Created on 12-31-201503:20 AM - edited on 04-21-202606:30 AM by GrazittiAPI
In general, you have following options when running R on
Hortonworks Data Platform (HDP) -
o RHadoop (rmr) - R program written in MapReduce paradigm. MapReduce
is not a vendor specific API and any program written with MapReduce is portable
across Hadoop distributions.
o Hadoop Streaming - R program written to make use of Hadoop
Streaming but the program structure still aligns with MapReduce. Above benefit
still applies.
o RJDBC - This example does not require the R programs to be
written using MapReduce and still remains 100% native R APIs without any third
party packages.
Here is a tutorial with a video, sample data and R script:
Using RJDBC, the R program can have Hadoop parallelize
pre-processing and filtering. R submits a query to Hive or SparkSQL making use of distributed and parallel processing. Then uses existing R models,
as is & without any changes or use of any proprietary APIs. Typically speaking, any data science application involves a
ton of prepping which is usually 75% of the work. RJDBC allows pushing that
work to Hive to take advantage of distributed computing.
o Spark R - Lastly, the Spark R interface which is a newer
component in Spark. SparkR is an R package that provides a light-weight
frontend to use Apache Spark from R. This component is available since Spark 1.4.1 (current version 1.5.2)
Additionally, RHive framework delivers the libraries and algorithms of R to data stored in Hadoop by extending Hive’s SQL-like query language (HiveQL) with R-specific functions. Through the RHive functions, you can use HiveQL to apply R statistical models to data in your Hadoop cluster that you have catalogued using Hive.

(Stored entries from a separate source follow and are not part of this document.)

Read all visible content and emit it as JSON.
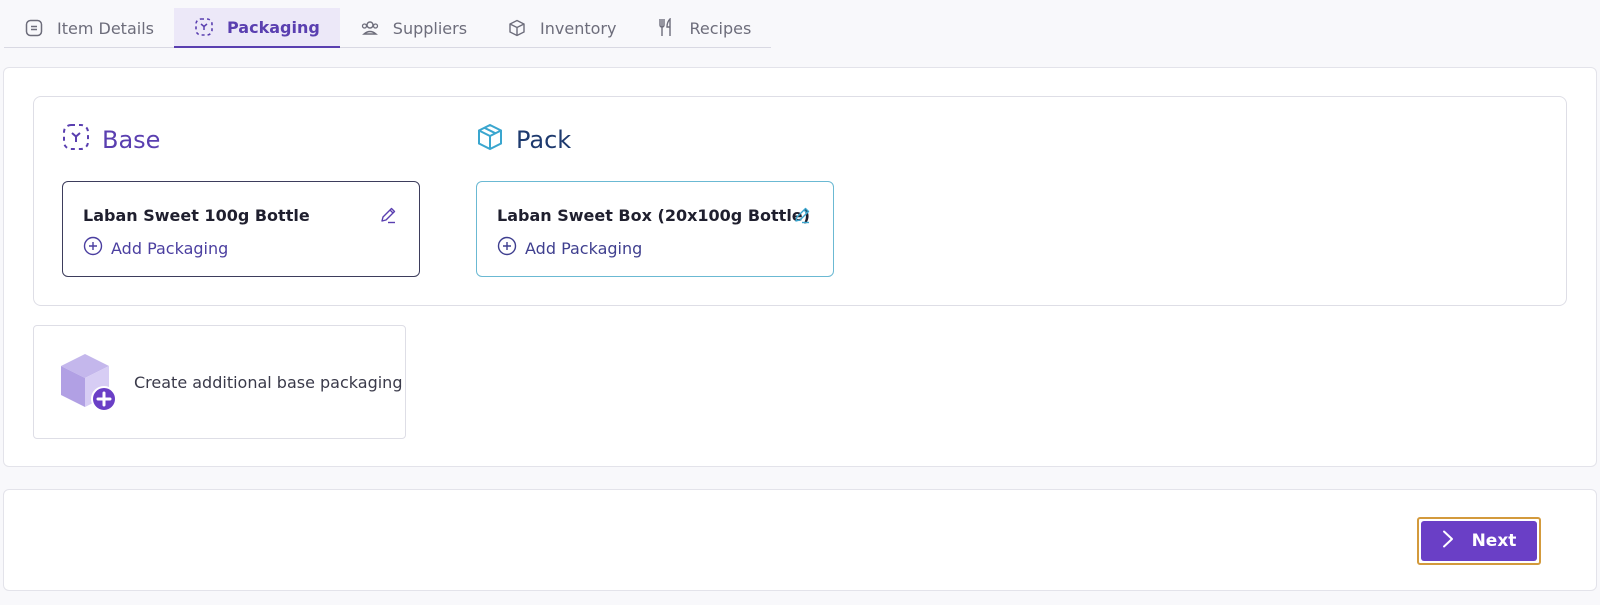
{
  "tabs": [
    {
      "label": "Item Details",
      "icon": "document-icon",
      "active": false
    },
    {
      "label": "Packaging",
      "icon": "packaging-icon",
      "active": true
    },
    {
      "label": "Suppliers",
      "icon": "users-icon",
      "active": false
    },
    {
      "label": "Inventory",
      "icon": "box-icon",
      "active": false
    },
    {
      "label": "Recipes",
      "icon": "utensils-icon",
      "active": false
    }
  ],
  "packaging": {
    "base": {
      "heading": "Base",
      "icon": "packaging-icon",
      "item_name": "Laban Sweet 100g Bottle",
      "add_label": "Add Packaging"
    },
    "pack": {
      "heading": "Pack",
      "icon": "box-icon",
      "item_name": "Laban Sweet Box (20x100g Bottle)",
      "add_label": "Add Packaging"
    },
    "create_label": "Create additional base packaging"
  },
  "footer": {
    "next_label": "Next"
  },
  "colors": {
    "accent": "#5a3fb0",
    "button": "#6a3fc6",
    "pack_heading": "#1e3a6e",
    "pack_border": "#6bb9d3",
    "focus_ring": "#d39a3c"
  }
}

Regarding RHadoop, there is more than rmr2. There is also the rhdfs package which provides an R language API for file management over HDFS stores. Using rhdfs, users can read from HDFS stores to an R data frame (matrix), and similarly write data from these R matrices back into HDFS storage. Also the rhbase packages provide an R language API as well, but their goal in life is to deal with database management for HBase stores, rather than HDFS files.